In the past fifty years, we have had a sea change in the power of women at work and at home, as the majority of women now work and play an increasingly important role in everything from voting to car-buying. At the same time, over the last decade or two, we have finally begun to see men adapting to the new realities of life—becoming more involved in the family, sharing responsibilities, and becoming closer to their kids either from within the nuclear family or through divorce.
And so Dads need some marketing attention, too. I am Papa, hear me roar.
Native Language Speakers
One of the great, abiding myths of America is that we are a melting pot—a big, warm stew of all the ethnic and cultural differences that formerly separated us, now blended together into a smooth, supremely palatable American.

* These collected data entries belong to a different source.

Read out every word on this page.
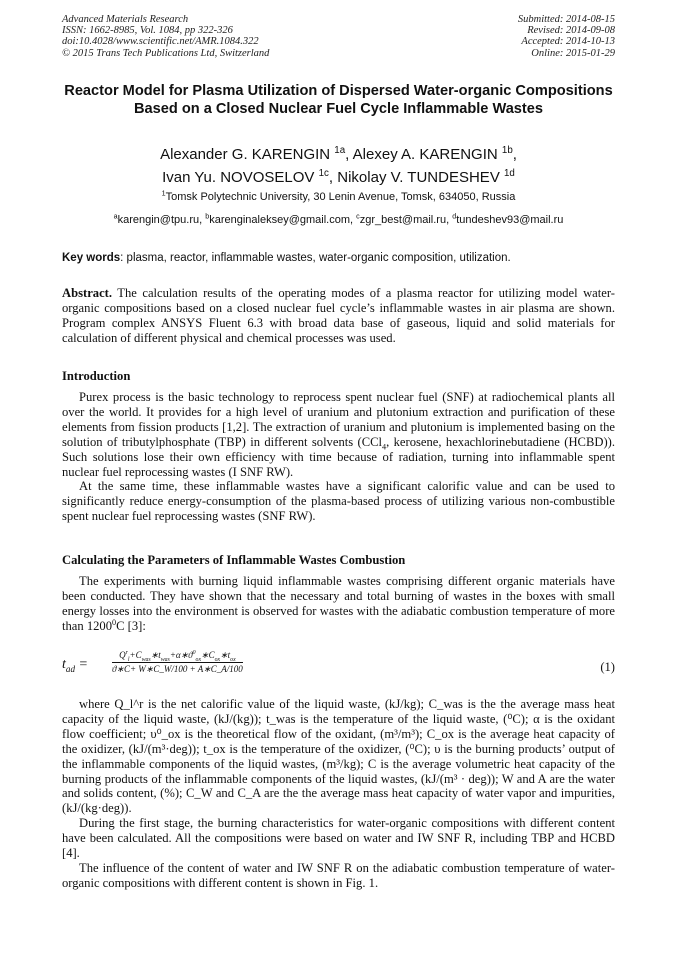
Advanced Materials Research
ISSN: 1662-8985, Vol. 1084, pp 322-326
doi:10.4028/www.scientific.net/AMR.1084.322
© 2015 Trans Tech Publications Ltd, Switzerland
Submitted: 2014-08-15
Revised: 2014-09-08
Accepted: 2014-10-13
Online: 2015-01-29
Reactor Model for Plasma Utilization of Dispersed Water-organic Compositions Based on a Closed Nuclear Fuel Cycle Inflammable Wastes
Alexander G. KARENGIN $^{1a}$, Alexey A. KARENGIN $^{1b}$,
Ivan Yu. NOVOSELOV $^{1c}$, Nikolay V. TUNDESHEV $^{1d}$
$^1$Tomsk Polytechnic University, 30 Lenin Avenue, Tomsk, 634050, Russia
$^a$karengin@tpu.ru, $^b$karenginaleksey@gmail.com, $^c$zgr_best@mail.ru, $^d$tundeshev93@mail.ru
Key words: plasma, reactor, inflammable wastes, water-organic composition, utilization.

Abstract. The calculation results of the operating modes of a plasma reactor for utilizing model water-organic compositions based on a closed nuclear fuel cycle’s inflammable wastes in air plasma are shown. Program complex ANSYS Fluent 6.3 with broad data base of gaseous, liquid and solid materials for calculation of different physical and chemical processes was used.

Introduction

Purex process is the basic technology to reprocess spent nuclear fuel (SNF) at radiochemical plants all over the world. It provides for a high level of uranium and plutonium extraction and purification of these elements from fission products [1,2]. The extraction of uranium and plutonium is implemented basing on the solution of tributylphosphate (TBP) in different solvents (CCl$_4$, kerosene, hexachlorinebutadiene (HCBD)). Such solutions lose their own efficiency with time because of radiation, turning into inflammable spent nuclear fuel reprocessing wastes (I SNF RW).

At the same time, these inflammable wastes have a significant calorific value and can be used to significantly reduce energy-consumption of the plasma-based process of utilizing various non-combustible spent nuclear fuel reprocessing wastes (SNF RW).

Calculating the Parameters of Inflammable Wastes Combustion

The experiments with burning liquid inflammable wastes comprising different organic materials have been conducted. They have shown that the necessary and total burning of wastes in the boxes with small energy losses into the environment is observed for wastes with the adiabatic combustion temperature of more than 1200$^0$C [3]:

$t_{ad}$ =
$Q^r_l+C_{was}∗t_{was}+\alpha∗ϑ^0_{ox}∗C_{ox}∗t_{ox}$
ϑ∗C+ W∗C_W/100 + A∗C_A/100	(1)

where Q_l^r is the net calorific value of the liquid waste, (kJ/kg); C_was is the the average mass heat capacity of the liquid waste, (kJ/(kg)); t_was is the temperature of the liquid waste, (⁰C); α is the oxidant flow coefficient; υ⁰_ox is the theoretical flow of the oxidant, (m³/m³); C_ox is the average heat capacity of the oxidizer, (kJ/(m³·deg)); t_ox is the temperature of the oxidizer, (⁰C); υ is the burning products’ output of the inflammable components of the liquid wastes, (m³/kg); C is the average volumetric heat capacity of the burning products of the inflammable components of the liquid wastes, (kJ/(m³ · deg)); W and A are the water and solids content, (%); C_W and C_A are the the average mass heat capacity of water vapor and impurities, (kJ/(kg·deg)).

During the first stage, the burning characteristics for water-organic compositions with different content have been calculated. All the compositions were based on water and IW SNF R, including TBP and HCBD [4].

The influence of the content of water and IW SNF R on the adiabatic combustion temperature of water-organic compositions with different content is shown in Fig. 1.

Language, of course, was the prime example—within a generation or two, immigrants to America were expected to shed their Gaelic, Chinese, Tagalog, or Italian mother tongues for accented—and ultimately flawless—English.
But ironically, in an era when the world’s lingua franca is overwhelmingly English, there are a skyrocketing number of people in America who not only have limited proficiency in English, but who live in households where no one speaks English very well. The U.S. Census calls these households “linguistically isolated,” and the number of people living in them has shot up in recent years—by more than 50 percent, to nearly 12 million people.
Source: U.S. Census, 2000
That’s about 1 in 25 households. It’s nearly the population of Guatemala.
The total number of people in America today who speak English either “not at all” or with limited proficiency is nearly 25 million. That’s more people than live in Taiwan.
Qué pasa?
Of course, one reason for the surge in Non-English-Speakers in America is the surge in immigration. Since 1970, the number of immigrants living in the United States has more than tripled, from about 9 million to over 28 million. These are the highest immigration levels since the turn of the twentieth century. So it is not surprising that we would be having—as we did then—a burst of linguistic isolation, even if the new immigrants were learning English as fast as possible. (And by many accounts, they are. In 2006, 1.4 million adults were taking government-subsidized English for Speakers of Other Languages classes, and there were waiting lists in at least fourteen states.)
But other factors suggest that the linguistic isolation numbers may not come down so fast. First, because the jobs that draw immigrants to America today, unlike in past decades, are primarily the low-skilled jobs that native-born Americans pass up, today’s immigrants come to America with less foreign language training, and less education generally, than used to be the case. Before 1970, fewer than one-third of foreign-born immigrants to America spoke English “less than very well.” In the 1990s, that proportion was over 60 percent.
Second, the myth of dramatic improvement generation by generation doesn’t seem to be holding up. According to the 2000 U.S. Census, in over two-thirds of the households classified as linguistically isolated, the head of the household wasn’t even born in a foreign country; they were born right here in America.